In early June, Cursor published an interview with concerned professor Remco Tuinier, and an article in which victims talked about what happened to them with regard to racism, intimidation and transgressive behavior at our university. Those who dared to share their stories, albeit anonymously in many cases, were praised, and Tuinier too received declarations of support. How should TU/e move forward from here?
Of all the stories published on our site on June 1, it was the one told by ‘Grace,’ who suffered shocking incidents of undiluted racism within her research group for a prolonged period of time, that most impressed our readers. Our Executive Board also expressed its dismay and said in a statement that it will not tolerate this kind of behavior.
I myself wondered – somewhat naively perhaps – how this could have happened at the institution I’ve been a part of for so many years. I have immense respect for Grace, whom I’ve talked with extensively on two occasions. During those meetings, I saw how much pain and indignation she felt, but she still managed to muster the courage to talk about it lucidly and to make clear how she had tried to deal with it.
She was confronted with racism in the Netherlands constantly in her daily life. But she was still surprised by the fact that she had to suffer such crude incidents of racism in academic circles as well. I’m also baffled when I read the stories. I can’t image how an entire group can allow this kind of behavior to continue, and how much fear bystanders must feel that they don’t dare to finally speak up. Fear of losing their current jobs and, in the long term, their careers in a field they once decided to pursue full of conviction and passion. But even then…
The Executive Board asked an external research agency to find out what exactly happened in Grace’s case. With regard to the other cases, the board wants to talk with the victims. The outcome of these talks still remains unclear at this point.
But looking beyond those concrete cases: what rapid steps should be taken to tackle this kind of behavior at the root, and to prevent it from occurring in the first place? As a news outlet, Cursor would gladly like to play a role in this, and we hope to enter into a discussion with the Executive Board soon on how to approach this issue. Because the editorial board was contacted several times these last few weeks by people who suffered similar acts of racism, intimidation and transgressive behavior, and who seemed relieved that it was finally addressed at our institution.

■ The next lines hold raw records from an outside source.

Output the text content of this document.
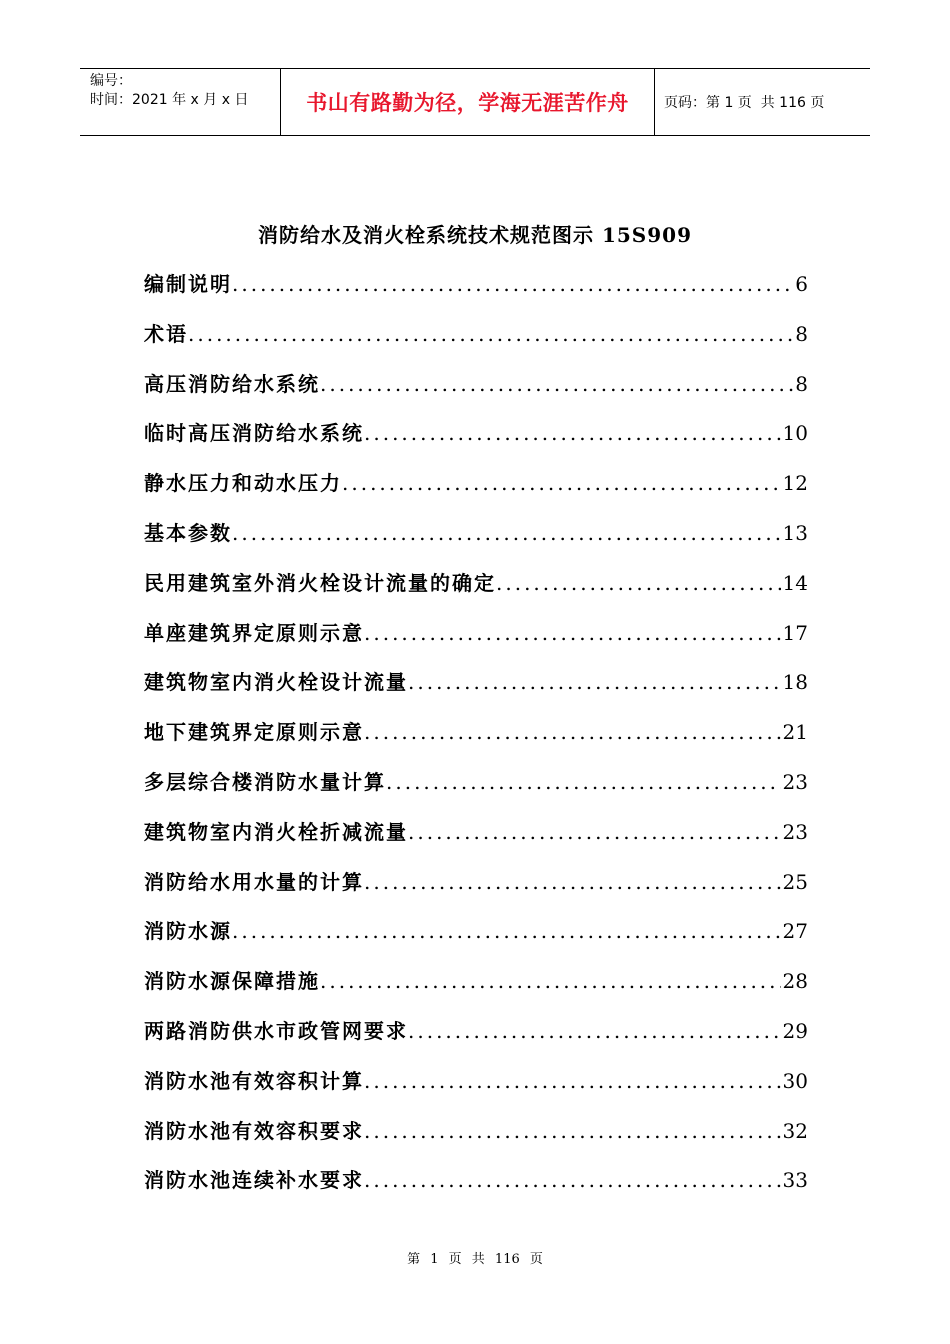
编号：
时间：2021 年 x 月 x 日	书山有路勤为径，学海无涯苦作舟	页码：第 1 页  共 116 页
消防给水及消火栓系统技术规范图示 15S909
编制说明 .....	6
术语 .....	8
高压消防给水系统 .....	8
临时高压消防给水系统 .....	10
静水压力和动水压力 .....	12
基本参数 .....	13
民用建筑室外消火栓设计流量的确定 .....	14
单座建筑界定原则示意 .....	17
建筑物室内消火栓设计流量 .....	18
地下建筑界定原则示意 .....	21
多层综合楼消防水量计算 .....	23
建筑物室内消火栓折减流量 .....	23
消防给水用水量的计算 .....	25
消防水源 .....	27
消防水源保障措施 .....	28
两路消防供水市政管网要求 .....	29
消防水池有效容积计算 .....	30
消防水池有效容积要求 .....	32
消防水池连续补水要求 .....	33
第 1 页 共 116 页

Let’s make sure that we don’t let months pass by during which we wait for a final report on past incidents, no matter how important that process may be. The university will hopefully appoint an independent ombudsperson soon who can serve as an authority for victims who want to share their stories, and as a clear sign that a wind of change is blowing to those who are guilty or have been guilty in the past of transgressive behavior at out university.